Kecenderungan menjadi obsesif itu bener-bener bikin saya jadi overthingking parah dan hidup jadi nggak tenang. Setelah sadar bahwa kebiasaan merusak itu bisa "diobati" dengan tekad yang kuat dan juga dengan cara menjauhi sumber kecemasannya, saya pun bertekad untuk memperbaiki diri hehehe. Beberapa kali saya udah berusaha menantang diri saya untuk melakukan hal yang sama seperti sekarang dan so far berdampak positif banget.

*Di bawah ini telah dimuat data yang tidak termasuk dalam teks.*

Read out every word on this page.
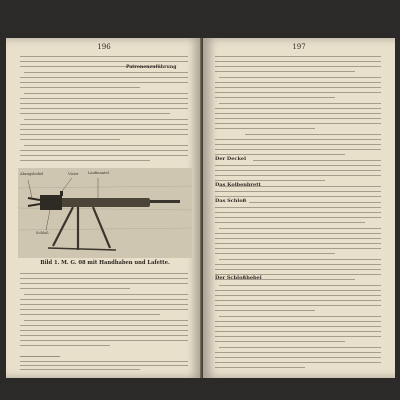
196
Patronenzuführung
Abzugshebel	Laufmantel
Schloß
Visier
Bild 1. M. G. 08 mit Handhaben und Lafette.
197
Der Deckel
Das Kolbenbrett
Das Schloß
Der Schloßhebel
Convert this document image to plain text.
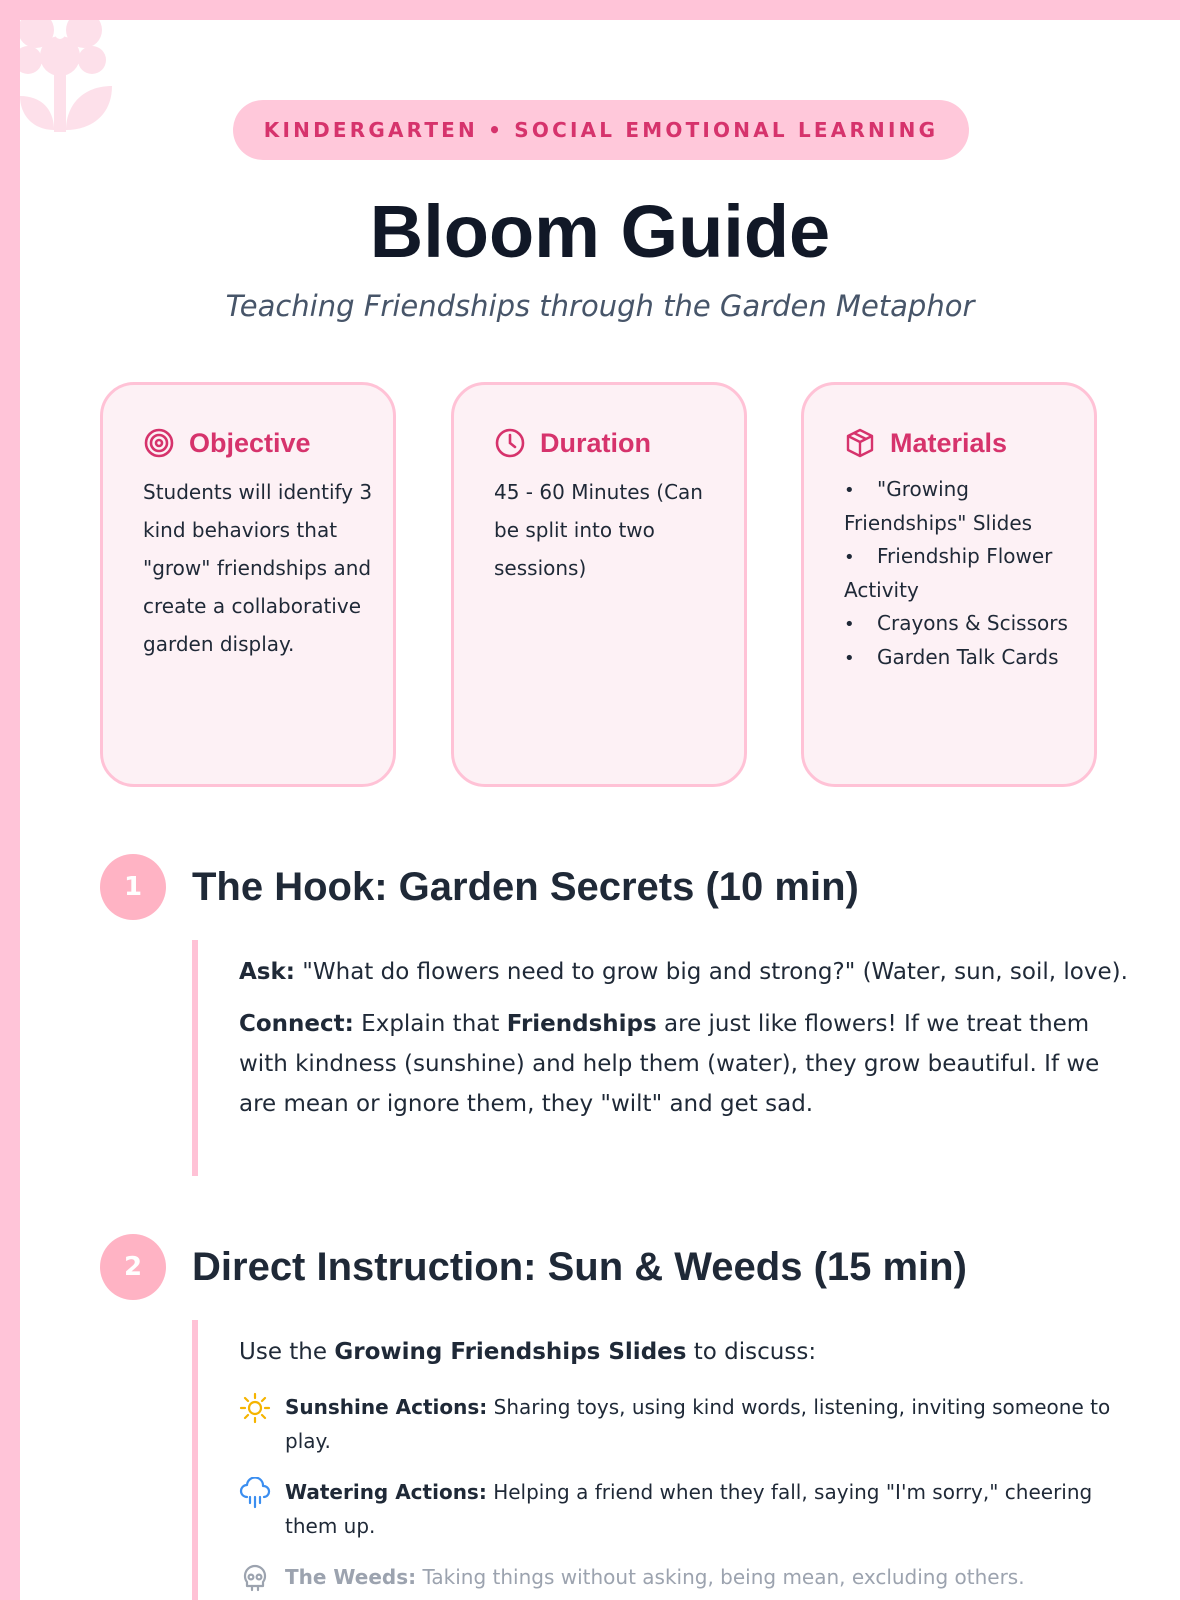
KINDERGARTEN • SOCIAL EMOTIONAL LEARNING
Bloom Guide
Teaching Friendships through the Garden Metaphor
Objective

Students will identify 3 kind behaviors that "grow" friendships and create a collaborative garden display.

Duration

45 - 60 Minutes (Can be split into two sessions)

Materials
• "Growing Friendships" Slides
• Friendship Flower Activity
• Crayons & Scissors
• Garden Talk Cards
1	The Hook: Garden Secrets (10 min)

Ask: "What do flowers need to grow big and strong?" (Water, sun, soil, love).

Connect: Explain that Friendships are just like flowers! If we treat them with kindness (sunshine) and help them (water), they grow beautiful. If we are mean or ignore them, they "wilt" and get sad.

2	Direct Instruction: Sun & Weeds (15 min)

Use the Growing Friendships Slides to discuss:

Sunshine Actions: Sharing toys, using kind words, listening, inviting someone to play.
Watering Actions: Helping a friend when they fall, saying "I'm sorry," cheering them up.
The Weeds: Taking things without asking, being mean, excluding others.
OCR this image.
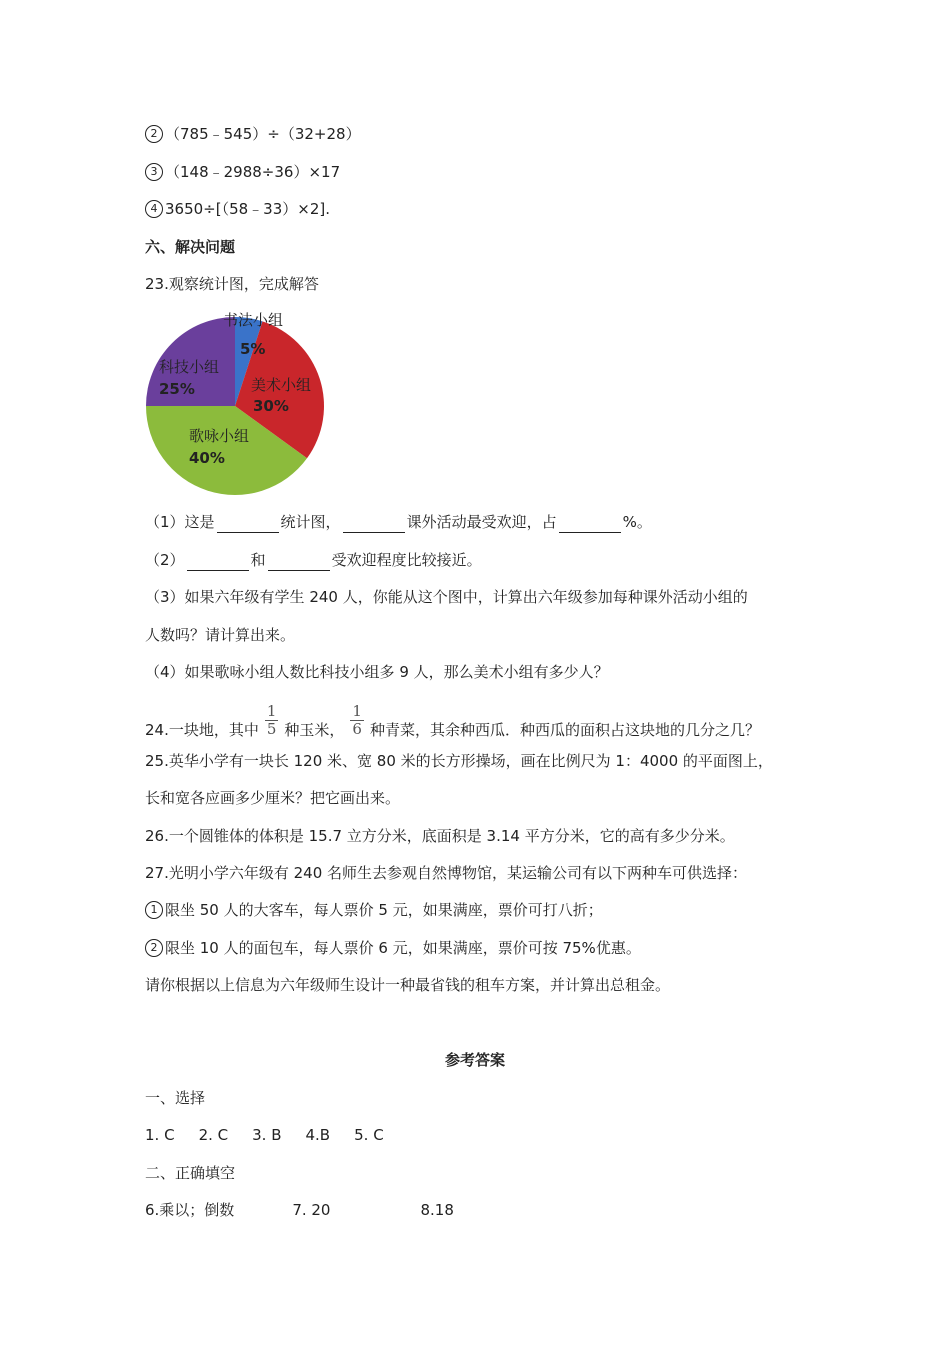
2 （785﹣545）÷（32+28）
3 （148﹣2988÷36）×17
4 3650÷[（58﹣33）×2].
六、解决问题
23.观察统计图，完成解答
书法小组
5%
美术小组
30%
歌咏小组
40%
科技小组
25%
（1）这是	统计图，	课外活动最受欢迎，占	%。
（2）	和	受欢迎程度比较接近。
（3）如果六年级有学生 240 人，你能从这个图中，计算出六年级参加每种课外活动小组的
人数吗？请计算出来。
（4）如果歌咏小组人数比科技小组多 9 人，那么美术小组有多少人？
24.一块地，其中 $\frac{1}{5}$ 种玉米， $\frac{1}{6}$ 种青菜，其余种西瓜．种西瓜的面积占这块地的几分之几？
25.英华小学有一块长 120 米、宽 80 米的长方形操场，画在比例尺为 1：4000 的平面图上，
长和宽各应画多少厘米？把它画出来。
26.一个圆锥体的体积是 15.7 立方分米，底面积是 3.14 平方分米，它的高有多少分米。
27.光明小学六年级有 240 名师生去参观自然博物馆，某运输公司有以下两种车可供选择：
1 限坐 50 人的大客车，每人票价 5 元，如果满座，票价可打八折；
2 限坐 10 人的面包车，每人票价 6 元，如果满座，票价可按 75%优惠。
请你根据以上信息为六年级师生设计一种最省钱的租车方案，并计算出总租金。
参考答案
一、选择
1. C 2. C 3. B 4.B 5. C
二、正确填空
6.乘以；倒数	7. 20	8.18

Kadang, saya memang masih jadi orang menyebalkan dengan kekurangan-kekurangan saya. Tapi, saya juga bangga, karena saya sekarang bukanlah orang yang sama dengan saya di tahun lalu, bahkan mungkin bukan orang yang sama dengan saya enam bulan yang lalu. Saya berusaha untuk lebih menghargai dan mencintai diri sendiri, dengan cara-cara yang membuat saya lebih tenang dan tanpa melukai orang lain.
Detox ini juga bagian dari saya untuk melatih mengambil kontrol terhadap aktifitas yang saya lakukan. Selama ini, saya merasa hidup saya sering tidak terkontrol. Keputusan, kegiatan, dll, banyak dipengaruhi oleh orang lain dan juga dilakukan untuk orang lain, ntah karena sebelumnya saya punya tanggung jawab yang besar untuk diri sendiri dan orang lain, atau karena saya ngerasa bahwa dulu saya ini people pleaser banget sih. Saya ngerasa dulu nggak punya boundaries, dan saya takut banget orang-orang disekitar saya pergi, lalu saya akan merasakan kesepian.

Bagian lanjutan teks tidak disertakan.